The paucity of hard data on cannabis is near-universally acknowledged.

It’s also annoying that key U.S. senators and members of Congress are ostensibly in charge of the DEA’s budget, which was probably why the DEA softened the blow by announcing that it would also entertain applications from anyone interested in growing research-grade cannabis for the government.

This was a breakthrough. The DEA is going to allow more weed to be grown in the United States! A milestone for drug-policy reform wonks, but also for science.

For almost 50 years, all the marijuana used in American research projects has come from one source—a garden at the University of Mississippi, which has had an exclusive government contract to grow research-ready weed since 1968.

Scientists say the limited supply renders large-scale research impossible.

Scientists also say the monopoly means “research-grade” marijuana is worthless.

As researcher Dr. Sue Sisley complained to PBS in the spring, the Ole Miss marijuana is brown, moldy and looks more like stale catnip left out in the sun than it does cannabis flower sold in recreational dispensaries in five states.

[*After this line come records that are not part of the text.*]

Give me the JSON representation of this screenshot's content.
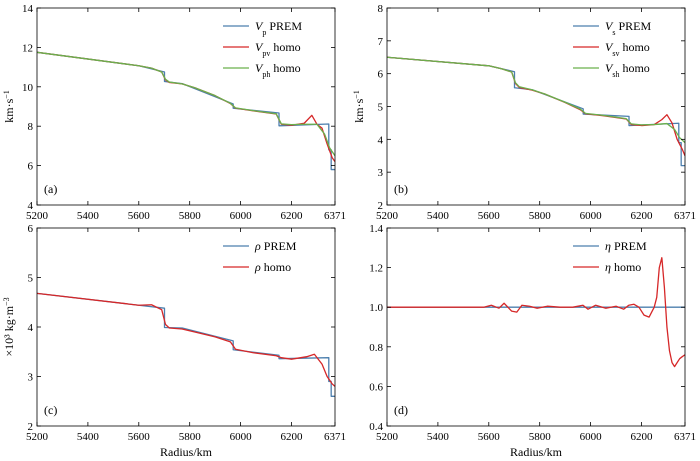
{
  "figure": {
    "colors": {
      "prem": "#4c7fae",
      "vertical": "#d62728",
      "horizontal": "#6ab04c",
      "frame": "#000000"
    }
  },
  "chart_data": [
    {
      "type": "line",
      "panel": "(a)",
      "ylabel_html": "km·s<tspan baseline-shift='super' font-size='8'>−1</tspan>",
      "ylabel": "km·s-1",
      "xlabel": "",
      "xlim": [
        5200,
        6371
      ],
      "ylim": [
        4,
        14
      ],
      "xticks": [
        "5200",
        "5400",
        "5600",
        "5800",
        "6000",
        "6200",
        "6371"
      ],
      "yticks": [
        "4",
        "6",
        "8",
        "10",
        "12",
        "14"
      ],
      "legend": [
        {
          "sym": "V",
          "sub": "p",
          "suffix": "PREM",
          "color": "prem"
        },
        {
          "sym": "V",
          "sub": "pv",
          "suffix": "homo",
          "color": "vertical"
        },
        {
          "sym": "V",
          "sub": "ph",
          "suffix": "homo",
          "color": "horizontal"
        }
      ],
      "series": [
        {
          "name": "Vp PREM",
          "color": "prem",
          "step": true,
          "x": [
            5200,
            5600,
            5701,
            5701,
            5771,
            5771,
            5971,
            5971,
            6151,
            6151,
            6346.6,
            6346.6,
            6356,
            6356,
            6371
          ],
          "y": [
            11.75,
            11.07,
            10.75,
            10.27,
            10.16,
            10.16,
            9.13,
            8.91,
            8.67,
            8.02,
            8.11,
            6.8,
            6.8,
            5.8,
            5.8
          ]
        },
        {
          "name": "Vpv homo",
          "color": "vertical",
          "x": [
            5200,
            5600,
            5650,
            5690,
            5705,
            5720,
            5770,
            5820,
            5900,
            5960,
            5980,
            6050,
            6140,
            6160,
            6200,
            6250,
            6280,
            6300,
            6320,
            6340,
            6360,
            6371
          ],
          "y": [
            11.75,
            11.07,
            10.95,
            10.75,
            10.35,
            10.22,
            10.15,
            9.95,
            9.55,
            9.15,
            8.92,
            8.78,
            8.62,
            8.1,
            8.05,
            8.15,
            8.55,
            8.1,
            7.9,
            7.1,
            6.4,
            6.2
          ]
        },
        {
          "name": "Vph homo",
          "color": "horizontal",
          "x": [
            5200,
            5600,
            5650,
            5690,
            5705,
            5720,
            5770,
            5820,
            5900,
            5960,
            5980,
            6050,
            6140,
            6160,
            6200,
            6250,
            6300,
            6330,
            6350,
            6371
          ],
          "y": [
            11.75,
            11.07,
            10.95,
            10.75,
            10.38,
            10.24,
            10.15,
            9.95,
            9.55,
            9.16,
            8.93,
            8.79,
            8.63,
            8.12,
            8.08,
            8.1,
            8.1,
            7.6,
            6.9,
            6.5
          ]
        }
      ]
    },
    {
      "type": "line",
      "panel": "(b)",
      "ylabel": "km·s-1",
      "xlabel": "",
      "xlim": [
        5200,
        6371
      ],
      "ylim": [
        2,
        8
      ],
      "xticks": [
        "5200",
        "5400",
        "5600",
        "5800",
        "6000",
        "6200",
        "6371"
      ],
      "yticks": [
        "2",
        "3",
        "4",
        "5",
        "6",
        "7",
        "8"
      ],
      "legend": [
        {
          "sym": "V",
          "sub": "s",
          "suffix": "PREM",
          "color": "prem"
        },
        {
          "sym": "V",
          "sub": "sv",
          "suffix": "homo",
          "color": "vertical"
        },
        {
          "sym": "V",
          "sub": "sh",
          "suffix": "homo",
          "color": "horizontal"
        }
      ],
      "series": [
        {
          "name": "Vs PREM",
          "color": "prem",
          "step": true,
          "x": [
            5200,
            5600,
            5701,
            5701,
            5771,
            5771,
            5971,
            5971,
            6151,
            6151,
            6346.6,
            6346.6,
            6356,
            6356,
            6371
          ],
          "y": [
            6.5,
            6.24,
            6.06,
            5.57,
            5.51,
            5.51,
            4.93,
            4.77,
            4.7,
            4.42,
            4.49,
            3.9,
            3.9,
            3.2,
            3.2
          ]
        },
        {
          "name": "Vsv homo",
          "color": "vertical",
          "x": [
            5200,
            5600,
            5650,
            5690,
            5705,
            5720,
            5770,
            5820,
            5900,
            5960,
            5980,
            6050,
            6140,
            6160,
            6200,
            6250,
            6280,
            6300,
            6320,
            6340,
            6360,
            6371
          ],
          "y": [
            6.5,
            6.24,
            6.15,
            6.05,
            5.7,
            5.58,
            5.5,
            5.38,
            5.12,
            4.9,
            4.78,
            4.72,
            4.62,
            4.45,
            4.42,
            4.45,
            4.6,
            4.75,
            4.5,
            4.0,
            3.7,
            3.5
          ]
        },
        {
          "name": "Vsh homo",
          "color": "horizontal",
          "x": [
            5200,
            5600,
            5650,
            5690,
            5705,
            5720,
            5770,
            5820,
            5900,
            5960,
            5980,
            6050,
            6140,
            6160,
            6200,
            6250,
            6300,
            6330,
            6350,
            6371
          ],
          "y": [
            6.5,
            6.24,
            6.15,
            6.05,
            5.72,
            5.6,
            5.51,
            5.38,
            5.13,
            4.92,
            4.79,
            4.73,
            4.63,
            4.47,
            4.44,
            4.45,
            4.48,
            4.3,
            4.05,
            3.9
          ]
        }
      ]
    },
    {
      "type": "line",
      "panel": "(c)",
      "ylabel": "×10³ kg·m-3",
      "xlabel": "Radius/km",
      "xlim": [
        5200,
        6371
      ],
      "ylim": [
        2,
        6
      ],
      "xticks": [
        "5200",
        "5400",
        "5600",
        "5800",
        "6000",
        "6200",
        "6371"
      ],
      "yticks": [
        "2",
        "3",
        "4",
        "5",
        "6"
      ],
      "legend": [
        {
          "sym": "ρ",
          "sub": "",
          "suffix": "PREM",
          "color": "prem"
        },
        {
          "sym": "ρ",
          "sub": "",
          "suffix": "homo",
          "color": "vertical"
        }
      ],
      "series": [
        {
          "name": "rho PREM",
          "color": "prem",
          "step": true,
          "x": [
            5200,
            5600,
            5701,
            5701,
            5771,
            5771,
            5971,
            5971,
            6151,
            6151,
            6346.6,
            6346.6,
            6356,
            6356,
            6371
          ],
          "y": [
            4.68,
            4.44,
            4.38,
            3.99,
            3.98,
            3.98,
            3.72,
            3.54,
            3.43,
            3.36,
            3.38,
            2.9,
            2.9,
            2.6,
            2.6
          ]
        },
        {
          "name": "rho homo",
          "color": "vertical",
          "x": [
            5200,
            5600,
            5650,
            5690,
            5705,
            5720,
            5770,
            5820,
            5900,
            5960,
            5980,
            6050,
            6140,
            6160,
            6200,
            6260,
            6290,
            6320,
            6340,
            6360,
            6371
          ],
          "y": [
            4.68,
            4.44,
            4.45,
            4.35,
            4.05,
            3.98,
            3.96,
            3.9,
            3.8,
            3.7,
            3.55,
            3.48,
            3.42,
            3.38,
            3.35,
            3.4,
            3.45,
            3.25,
            3.0,
            2.85,
            2.8
          ]
        }
      ]
    },
    {
      "type": "line",
      "panel": "(d)",
      "ylabel": "",
      "xlabel": "Radius/km",
      "xlim": [
        5200,
        6371
      ],
      "ylim": [
        0.4,
        1.4
      ],
      "xticks": [
        "5200",
        "5400",
        "5600",
        "5800",
        "6000",
        "6200",
        "6371"
      ],
      "yticks": [
        "0.4",
        "0.6",
        "0.8",
        "1.0",
        "1.2",
        "1.4"
      ],
      "legend": [
        {
          "sym": "η",
          "sub": "",
          "suffix": "PREM",
          "color": "prem"
        },
        {
          "sym": "η",
          "sub": "",
          "suffix": "homo",
          "color": "vertical"
        }
      ],
      "series": [
        {
          "name": "eta PREM",
          "color": "prem",
          "x": [
            5200,
            6371
          ],
          "y": [
            1.0,
            1.0
          ]
        },
        {
          "name": "eta homo",
          "color": "vertical",
          "x": [
            5200,
            5580,
            5610,
            5640,
            5660,
            5690,
            5710,
            5730,
            5760,
            5790,
            5830,
            5880,
            5930,
            5970,
            5990,
            6020,
            6060,
            6100,
            6130,
            6150,
            6170,
            6190,
            6210,
            6230,
            6250,
            6260,
            6270,
            6280,
            6290,
            6300,
            6310,
            6320,
            6330,
            6340,
            6350,
            6360,
            6371
          ],
          "y": [
            1.0,
            1.0,
            1.01,
            0.995,
            1.02,
            0.98,
            0.975,
            1.01,
            1.005,
            0.995,
            1.005,
            1.0,
            1.0,
            1.01,
            0.99,
            1.01,
            0.995,
            1.005,
            0.99,
            1.01,
            1.015,
            1.0,
            0.96,
            0.95,
            1.0,
            1.05,
            1.2,
            1.25,
            1.1,
            0.9,
            0.78,
            0.72,
            0.7,
            0.72,
            0.74,
            0.75,
            0.76
          ]
        }
      ]
    }
  ]
}
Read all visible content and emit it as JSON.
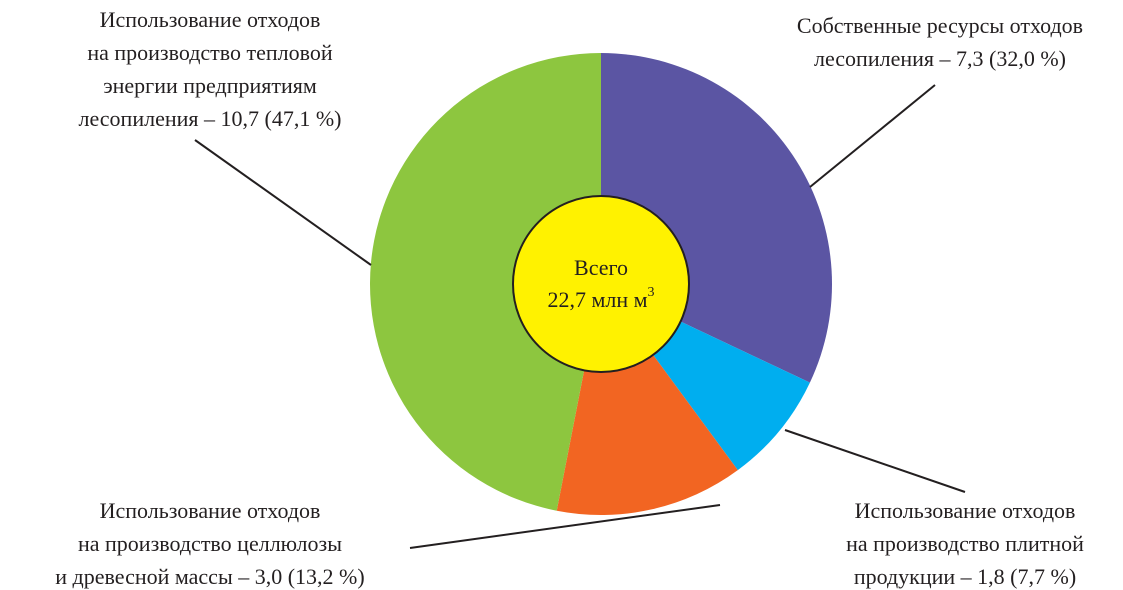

But now, nearly a year after the DEA’s announcement, nothing has changed.

As the Cannifornian reported, Ole Miss is still the only source of government-approved research marijuana. The DEA has received 25 applications from would-be growers—none of whom the agency chose to identify by name—no new grow licenses have been granted. And there’s no word as to when the DEA will grant a new license—if they do at all.

According to experts, the total lack of progress is proof positive that the DEA’s new, accommodating stance was a sham, a front and a hustle.

“They were clearly trying to blunt the impact of the rescheduling denial,” said John Hudak, a marijuana expert at the Brookings Institution.

And there were hints of campaign-level politics: With cannabis legalization on the ballot in five states on Election Day, here was the DEA making a false move toward the reform that a majority of Americans want.

This means that marijuana research is not only effectively stalled in America, it may also be worthless.

The DEA claims that it never turns down a qualified request. That may be true, but it’s a deceptive statement, as it’s also true that it is very difficult to be qualified to study marijuana in the first place.

Labs that handle Schedule I substances are subject to rigorous security requirements, and most government-funded research institutions steer clear from seeking marijuana for fear of risking that funding. As a result, the DEA receives fewer than 15 applications to study marijuana a year, according to a NIDA spokesperson.

And as Sisley revealed, there’s also a fundamental problem with most marijuana research: it’s conducted on cannabis that bears little resemblance to actual, real-world marijuana.

“The levels of THC and CBD in cannabis that is now available to researchers are much lower than those of cannabis sold in dispensaries around the country,” University of California Irvine researcher Dr. Daniele Piomelli told the Cannifornian. “This creates a big problem: how relevant to the real world are the studies we can do now?”

We can provide a short answer: They might not be relevant at all.

Ole Miss’s “high-THC” cannabis tops out at about 13 percent THC. The “high CBD” cannabis has about the same amount of CBD. This is half as strong as some flower found in dispensaries—and doesn’t have anywhere near the same terpenes, or other myriad of cannabinoids.

What does dispensary pot do to your brain and body? Science cannot scientifically say.

Good thing the DEA is here to inform us that marijuana remains a public menace.